Marketing Drives Traffic: Sales People Make or Break the Outcome
I was reading Leslie Ungar’s monthly newsletter from Electric Impulse Communications - always a great read but one of her Lessons this month really hit home:
Retail – In Person and Email
This particular boutique emails to me their monthly newsletter and sales announcements. I assume the purpose of Internet marketing is to create sales. I walked into the small store. One person was behind the desk, I was no more than five feet away and talking to her when she picked up the phone and called a vendor, totally ignoring my presence.
Lesson Learned: One way to create sales is to get people into the store. The marketing worked, I was there in person. Yet, a phone call appeared to be more important than engaging me in even trivial conversation. All the marketing in the world will not succeed if people do not transform prospects into buyers. It is not the job of the prospect to buy it is the job of the seller to sell. Are you taking advantage of face to face time to engage prospects and clients?

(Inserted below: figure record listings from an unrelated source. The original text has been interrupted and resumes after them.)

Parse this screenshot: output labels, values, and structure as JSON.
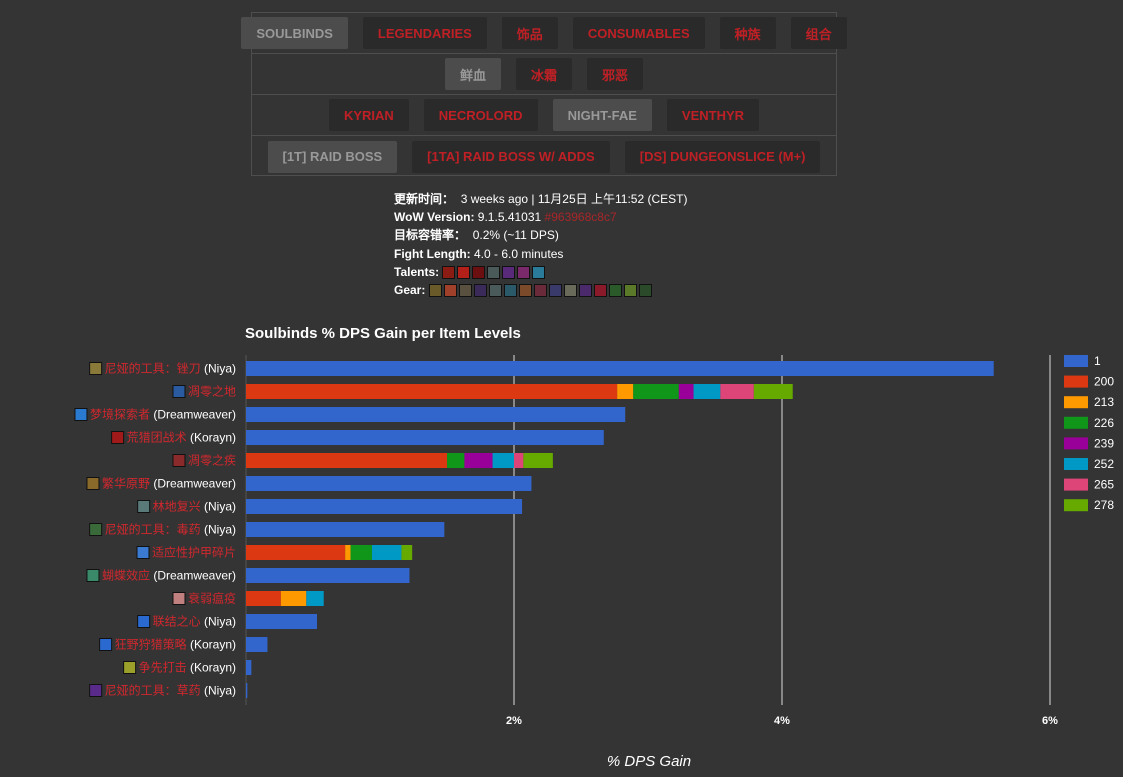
{
  "nav": {
    "rows": [
      [
        {
          "label": "SOULBINDS",
          "active": true
        },
        {
          "label": "LEGENDARIES",
          "active": false
        },
        {
          "label": "饰品",
          "active": false
        },
        {
          "label": "CONSUMABLES",
          "active": false
        },
        {
          "label": "种族",
          "active": false
        },
        {
          "label": "组合",
          "active": false
        }
      ],
      [
        {
          "label": "鲜血",
          "active": true
        },
        {
          "label": "冰霜",
          "active": false
        },
        {
          "label": "邪恶",
          "active": false
        }
      ],
      [
        {
          "label": "KYRIAN",
          "active": false
        },
        {
          "label": "NECROLORD",
          "active": false
        },
        {
          "label": "NIGHT-FAE",
          "active": true
        },
        {
          "label": "VENTHYR",
          "active": false
        }
      ],
      [
        {
          "label": "[1T] RAID BOSS",
          "active": true
        },
        {
          "label": "[1TA] RAID BOSS W/ ADDS",
          "active": false
        },
        {
          "label": "[DS] DUNGEONSLICE (M+)",
          "active": false
        }
      ]
    ]
  },
  "info": {
    "updated_label": "更新时间：",
    "updated_value": "3 weeks ago | 11月25日 上午11:52 (CEST)",
    "wow_label": "WoW Version:",
    "wow_value": "9.1.5.41031",
    "wow_hash": "#963968c8c7",
    "tolerance_label": "目标容错率：",
    "tolerance_value": "0.2% (~11 DPS)",
    "fight_label": "Fight Length:",
    "fight_value": "4.0 - 6.0 minutes",
    "talents_label": "Talents:",
    "talent_icons": [
      "#8a1c14",
      "#b3201a",
      "#6b0f10",
      "#4a5a58",
      "#5a2a7a",
      "#7a2a6a",
      "#2a7a9a"
    ],
    "gear_label": "Gear:",
    "gear_icons": [
      "#6a5a2a",
      "#a0402a",
      "#5a5040",
      "#3a2a5a",
      "#4a5a5a",
      "#2a5a6a",
      "#7a4a2a",
      "#6a2a3a",
      "#3a3a6a",
      "#6a6a5a",
      "#4a2a6a",
      "#8a1a2a",
      "#2a5a2a",
      "#5a7a2a",
      "#2a4a2a"
    ]
  },
  "colors": {
    "background": "#343434",
    "grid": "#dddddd",
    "spell_label": "#d0282e",
    "covenant_label": "#ffffff"
  },
  "chart_data": {
    "type": "bar",
    "orientation": "horizontal",
    "stacked": true,
    "title": "Soulbinds % DPS Gain per Item Levels",
    "xlabel": "% DPS Gain",
    "xlim": [
      0,
      6
    ],
    "xticks": [
      2,
      4,
      6
    ],
    "xtick_labels": [
      "2%",
      "4%",
      "6%"
    ],
    "grid": true,
    "legend_position": "right",
    "categories": [
      {
        "name": "尼娅的工具：锉刀",
        "covenant": "(Niya)",
        "icon": "#8a7a3a"
      },
      {
        "name": "凋零之地",
        "covenant": "",
        "icon": "#2a5aa0"
      },
      {
        "name": "梦境探索者",
        "covenant": "(Dreamweaver)",
        "icon": "#2a7ad0"
      },
      {
        "name": "荒猎团战术",
        "covenant": "(Korayn)",
        "icon": "#a01a1a"
      },
      {
        "name": "凋零之疾",
        "covenant": "",
        "icon": "#8a2a2a"
      },
      {
        "name": "繁华原野",
        "covenant": "(Dreamweaver)",
        "icon": "#8a6a2a"
      },
      {
        "name": "林地复兴",
        "covenant": "(Niya)",
        "icon": "#5a7a7a"
      },
      {
        "name": "尼娅的工具：毒药",
        "covenant": "(Niya)",
        "icon": "#3a6a3a"
      },
      {
        "name": "适应性护甲碎片",
        "covenant": "",
        "icon": "#3a7ad0"
      },
      {
        "name": "蝴蝶效应",
        "covenant": "(Dreamweaver)",
        "icon": "#3a8a6a"
      },
      {
        "name": "衰弱瘟疫",
        "covenant": "",
        "icon": "#c08080"
      },
      {
        "name": "联结之心",
        "covenant": "(Niya)",
        "icon": "#2a6ad0"
      },
      {
        "name": "狂野狩猎策略",
        "covenant": "(Korayn)",
        "icon": "#2a6ad0"
      },
      {
        "name": "争先打击",
        "covenant": "(Korayn)",
        "icon": "#9aa02a"
      },
      {
        "name": "尼娅的工具：草药",
        "covenant": "(Niya)",
        "icon": "#5a2a8a"
      }
    ],
    "series": [
      {
        "name": "1",
        "color": "#3366cc",
        "values": [
          5.58,
          0,
          2.83,
          2.67,
          0,
          2.13,
          2.06,
          1.48,
          0,
          1.22,
          0,
          0.53,
          0.16,
          0.04,
          0.01
        ]
      },
      {
        "name": "200",
        "color": "#dc3912",
        "values": [
          0,
          2.77,
          0,
          0,
          1.5,
          0,
          0,
          0,
          0.74,
          0,
          0.26,
          0,
          0,
          0,
          0
        ]
      },
      {
        "name": "213",
        "color": "#ff9900",
        "values": [
          0,
          0.12,
          0,
          0,
          0,
          0,
          0,
          0,
          0.04,
          0,
          0.19,
          0,
          0,
          0,
          0
        ]
      },
      {
        "name": "226",
        "color": "#109618",
        "values": [
          0,
          0.34,
          0,
          0,
          0.13,
          0,
          0,
          0,
          0.16,
          0,
          0,
          0,
          0,
          0,
          0
        ]
      },
      {
        "name": "239",
        "color": "#990099",
        "values": [
          0,
          0.11,
          0,
          0,
          0.21,
          0,
          0,
          0,
          0,
          0,
          0,
          0,
          0,
          0,
          0
        ]
      },
      {
        "name": "252",
        "color": "#0099c6",
        "values": [
          0,
          0.2,
          0,
          0,
          0.16,
          0,
          0,
          0,
          0.22,
          0,
          0.13,
          0,
          0,
          0,
          0
        ]
      },
      {
        "name": "265",
        "color": "#dd4477",
        "values": [
          0,
          0.25,
          0,
          0,
          0.07,
          0,
          0,
          0,
          0,
          0,
          0,
          0,
          0,
          0,
          0
        ]
      },
      {
        "name": "278",
        "color": "#66aa00",
        "values": [
          0,
          0.29,
          0,
          0,
          0.22,
          0,
          0,
          0,
          0.08,
          0,
          0,
          0,
          0,
          0,
          0
        ]
      }
    ]
  }
}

Here is a perfect example of marketing driving the traffic and a sales person dropping the ball. I used to have a franchisee who said to me “you bring them to the door and I’ll close them.”
That’s fine and good, but if the sales associates don’t understand the importance of those first 30 seconds, then you’ve missed the opportunity to make a difference. We only get one chance at a first impression and Leslie’s first impression clearly isn’t positive in this example.
Do your associates understand the value of a smile, eye contact and a quick hello.
In this case, the associate could have done both: greeted Leslie warmly and answered the phone. It isn’t an either/or proposition.
Does your marketing drive traffic?
How well do your associates handle that first make or break moment with the customer?